How can MutationForecaster® help you pinpoint and interpret variants of interest?
The Shannon Human Splicing pipeline is software for genome-scale mutation analysis and predicts variants affecting mRNA splicing. Individual information contents (in bits) of reference and variant splice sites are compared and significant differences are annotated and prioritized. Annotation indicates the context of novel mutations as well as common and rare SNPs with splicing effects. Potential natural and cryptic mRNA splicing variants are identified, and null mutations are distinguished from leaky mutations. Mutations and rare SNPs were predicted in genomes of three cancer cell lines (U2OS, U251 and A431), which were supported by expression analyses. For more information on these analyses and other pipeline functionality please refer to the paper: "Interpretation, stratification and evidence for sequence variants affecting mRNA splicing in complete human genome sequences" on PubMed, or in downloadable pdf format.
This resource accepts a list of genomic variants as input and generates a list of variants predicted to alter splicing. Generally the resultant list will contain and ~0.01-0.02% (natural) and ~0.05% (cryptic) of the total number of variants submitted. These percentages depend heavily on the nature of the variants submitted. It is our hope researchers who use this service will make use of this reduced subset of variants to guide their future research efforts towards those splicing variants most likely to be potentially pathogenic.
Veridical is companion software to the article "Validation of predicted mRNA splicing mutations using high-throughput transcriptome data", Viner et al. published in F1000research. Veridical provides an in silico method for the automatic validation of DNA sequencing variants that alter mRNA splicing. Veridical performs statistically valid comparisons of the normalized read counts of abnormal RNA species in mutant versus non-mutant tissues.

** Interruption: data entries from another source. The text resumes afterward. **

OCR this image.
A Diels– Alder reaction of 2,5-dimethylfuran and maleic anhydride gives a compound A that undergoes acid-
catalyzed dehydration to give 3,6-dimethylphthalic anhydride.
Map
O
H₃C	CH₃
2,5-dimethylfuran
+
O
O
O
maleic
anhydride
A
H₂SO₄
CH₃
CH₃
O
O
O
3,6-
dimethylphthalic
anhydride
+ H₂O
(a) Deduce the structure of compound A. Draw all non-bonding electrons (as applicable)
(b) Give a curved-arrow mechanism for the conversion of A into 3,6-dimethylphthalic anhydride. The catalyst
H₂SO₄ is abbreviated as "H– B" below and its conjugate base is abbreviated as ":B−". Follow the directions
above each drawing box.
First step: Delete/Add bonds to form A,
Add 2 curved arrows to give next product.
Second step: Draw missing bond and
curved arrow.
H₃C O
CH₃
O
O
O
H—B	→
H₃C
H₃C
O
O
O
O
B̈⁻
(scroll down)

Predict of the effect of your variants on genes, transcripts, and protein sequence. SIFT and PolyPhen scores are also generated. Although this tool is freely available through Ensembl, we have included it to supplement our expertise in mRNA splicing variation. Like all other tools present on MutationForecaster®, VEP can be accessed in a hassle-free matter from our web interface and results can be automatically exported to CUVD.

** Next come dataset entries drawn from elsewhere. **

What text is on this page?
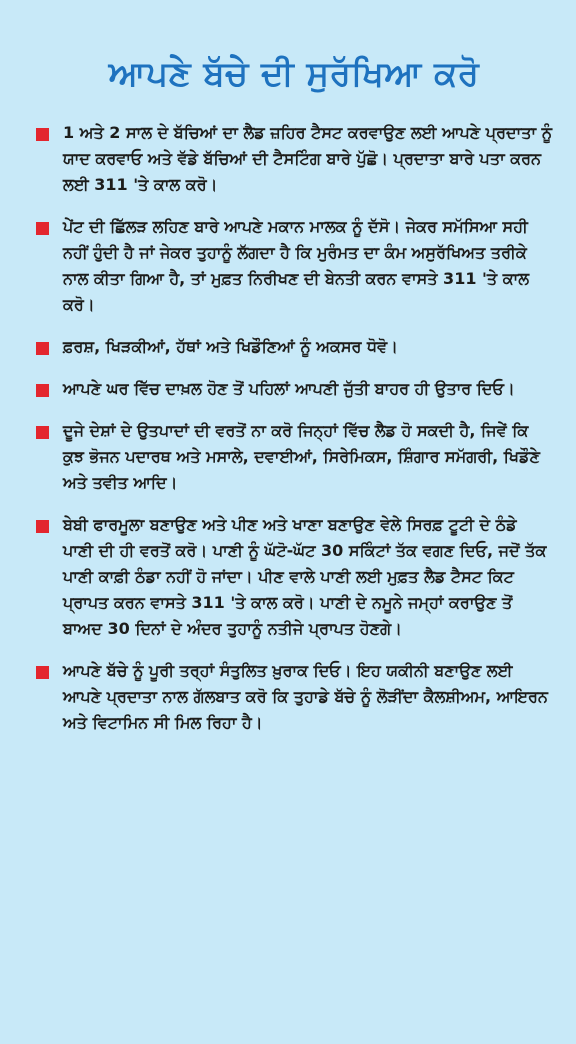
ਆਪਣੇ ਬੱਚੇ ਦੀ ਸੁਰੱਖਿਆ ਕਰੋ
1 ਅਤੇ 2 ਸਾਲ ਦੇ ਬੱਚਿਆਂ ਦਾ ਲੈਡ ਜ਼ਹਿਰ ਟੈਸਟ ਕਰਵਾਉਣ ਲਈ ਆਪਣੇ ਪ੍ਰਦਾਤਾ ਨੂੰ ਯਾਦ ਕਰਵਾਓ ਅਤੇ ਵੱਡੇ ਬੱਚਿਆਂ ਦੀ ਟੈਸਟਿੰਗ ਬਾਰੇ ਪੁੱਛੋ। ਪ੍ਰਦਾਤਾ ਬਾਰੇ ਪਤਾ ਕਰਨ ਲਈ 311 'ਤੇ ਕਾਲ ਕਰੋ।
ਪੇਂਟ ਦੀ ਛਿੱਲੜ ਲਹਿਣ ਬਾਰੇ ਆਪਣੇ ਮਕਾਨ ਮਾਲਕ ਨੂੰ ਦੱਸੋ। ਜੇਕਰ ਸਮੱਸਿਆ ਸਹੀ ਨਹੀਂ ਹੁੰਦੀ ਹੈ ਜਾਂ ਜੇਕਰ ਤੁਹਾਨੂੰ ਲੱਗਦਾ ਹੈ ਕਿ ਮੁਰੰਮਤ ਦਾ ਕੰਮ ਅਸੁਰੱਖਿਅਤ ਤਰੀਕੇ ਨਾਲ ਕੀਤਾ ਗਿਆ ਹੈ, ਤਾਂ ਮੁਫ਼ਤ ਨਿਰੀਖਣ ਦੀ ਬੇਨਤੀ ਕਰਨ ਵਾਸਤੇ 311 'ਤੇ ਕਾਲ ਕਰੋ।
ਫ਼ਰਸ਼, ਖਿੜਕੀਆਂ, ਹੱਥਾਂ ਅਤੇ ਖਿਡੌਣਿਆਂ ਨੂੰ ਅਕਸਰ ਧੋਵੋ।
ਆਪਣੇ ਘਰ ਵਿੱਚ ਦਾਖ਼ਲ ਹੋਣ ਤੋਂ ਪਹਿਲਾਂ ਆਪਣੀ ਜੁੱਤੀ ਬਾਹਰ ਹੀ ਉਤਾਰ ਦਿਓ।
ਦੂਜੇ ਦੇਸ਼ਾਂ ਦੇ ਉਤਪਾਦਾਂ ਦੀ ਵਰਤੋਂ ਨਾ ਕਰੋ ਜਿਨ੍ਹਾਂ ਵਿੱਚ ਲੈਡ ਹੋ ਸਕਦੀ ਹੈ, ਜਿਵੇਂ ਕਿ ਕੁਝ ਭੋਜਨ ਪਦਾਰਥ ਅਤੇ ਮਸਾਲੇ, ਦਵਾਈਆਂ, ਸਿਰੇਮਿਕਸ, ਸ਼ਿੰਗਾਰ ਸਮੱਗਰੀ, ਖਿਡੌਣੇ ਅਤੇ ਤਵੀਤ ਆਦਿ।
ਬੇਬੀ ਫਾਰਮੂਲਾ ਬਣਾਉਣ ਅਤੇ ਪੀਣ ਅਤੇ ਖਾਣਾ ਬਣਾਉਣ ਵੇਲੇ ਸਿਰਫ਼ ਟੂਟੀ ਦੇ ਠੰਡੇ ਪਾਣੀ ਦੀ ਹੀ ਵਰਤੋਂ ਕਰੋ। ਪਾਣੀ ਨੂੰ ਘੱਟੋ-ਘੱਟ 30 ਸਕਿੰਟਾਂ ਤੱਕ ਵਗਣ ਦਿਓ, ਜਦੋਂ ਤੱਕ ਪਾਣੀ ਕਾਫ਼ੀ ਠੰਡਾ ਨਹੀਂ ਹੋ ਜਾਂਦਾ। ਪੀਣ ਵਾਲੇ ਪਾਣੀ ਲਈ ਮੁਫ਼ਤ ਲੈਡ ਟੈਸਟ ਕਿਟ ਪ੍ਰਾਪਤ ਕਰਨ ਵਾਸਤੇ 311 'ਤੇ ਕਾਲ ਕਰੋ। ਪਾਣੀ ਦੇ ਨਮੂਨੇ ਜਮ੍ਹਾਂ ਕਰਾਉਣ ਤੋਂ ਬਾਅਦ 30 ਦਿਨਾਂ ਦੇ ਅੰਦਰ ਤੁਹਾਨੂੰ ਨਤੀਜੇ ਪ੍ਰਾਪਤ ਹੋਣਗੇ।
ਆਪਣੇ ਬੱਚੇ ਨੂੰ ਪੂਰੀ ਤਰ੍ਹਾਂ ਸੰਤੁਲਿਤ ਖ਼ੁਰਾਕ ਦਿਓ। ਇਹ ਯਕੀਨੀ ਬਣਾਉਣ ਲਈ ਆਪਣੇ ਪ੍ਰਦਾਤਾ ਨਾਲ ਗੱਲਬਾਤ ਕਰੋ ਕਿ ਤੁਹਾਡੇ ਬੱਚੇ ਨੂੰ ਲੋੜੀਂਦਾ ਕੈਲਸ਼ੀਅਮ, ਆਇਰਨ ਅਤੇ ਵਿਟਾਮਿਨ ਸੀ ਮਿਲ ਰਿਹਾ ਹੈ।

Learn more about this tool at the VEP website.
Or read about the inner-workings of VEP in their 2010 publication.
CUVD is based on the Leiden Open Variation Database with several significant modifications. Variants reported by any of our web tools can be imported into CUVD in bulk at the click of a button. Entrez e-utilities is utilized to provide additional information about each variant including related publications. Once your data is stored in the database, external resources such as HGNC, NCBI, EBI, and locus specific LOVD installations are automatically connected to each variant. The 'Variants' page has been modified to include results generated by each tool on MutationForecaster®. These additional columns can be hidden at the click of a button to reduce clutter if desired.
Learn more or examine existing LOVD installations at the LOVD homepage.
We have added a new resource to MutationForecaster® called CytoVA.
This is a cytogenomics visual analytics decision support tool with PubMed in the backend. Dr. Rogan and Dr. Knoll both contributed to designing it and it has been jointly developed with computer scientists at Western University.
The Cytolit tool allows you to search Pubmed for phenotype or gene (actually any) search terms. There is a dedicated link to search the Human Phenotype Ontology in the Advanced options. The program automatically classifies papers into subcategories, which you can then choose from to review abstracts. We find that it greatly expedites literature searches especially for genes and phenotypes where there is extensive literature available.
The CytoVA tool can accelerate finding literature references for intervals found by genomic microarray to harbor copy number changes. You select one or multiple chromosomes containing the changes. It then displays karyograms from which you can select bands, you can narrow the interval in the bands to specific coordinate ranges, then it displays genes and OMIM phenotypes in those intervals. Right clicking on the genes brings up links to the built-in genome browser and to a PubMed search on the gene.
The Jbrowse genome browser is also available separately. It contains ISCA, Cytognomix oligo and FISH probe designs and many other tracks.
Functionality to handle all types of non-coding variants including transcription factor binding sites, splicing regulatory sequences, and RNA binding protein sites.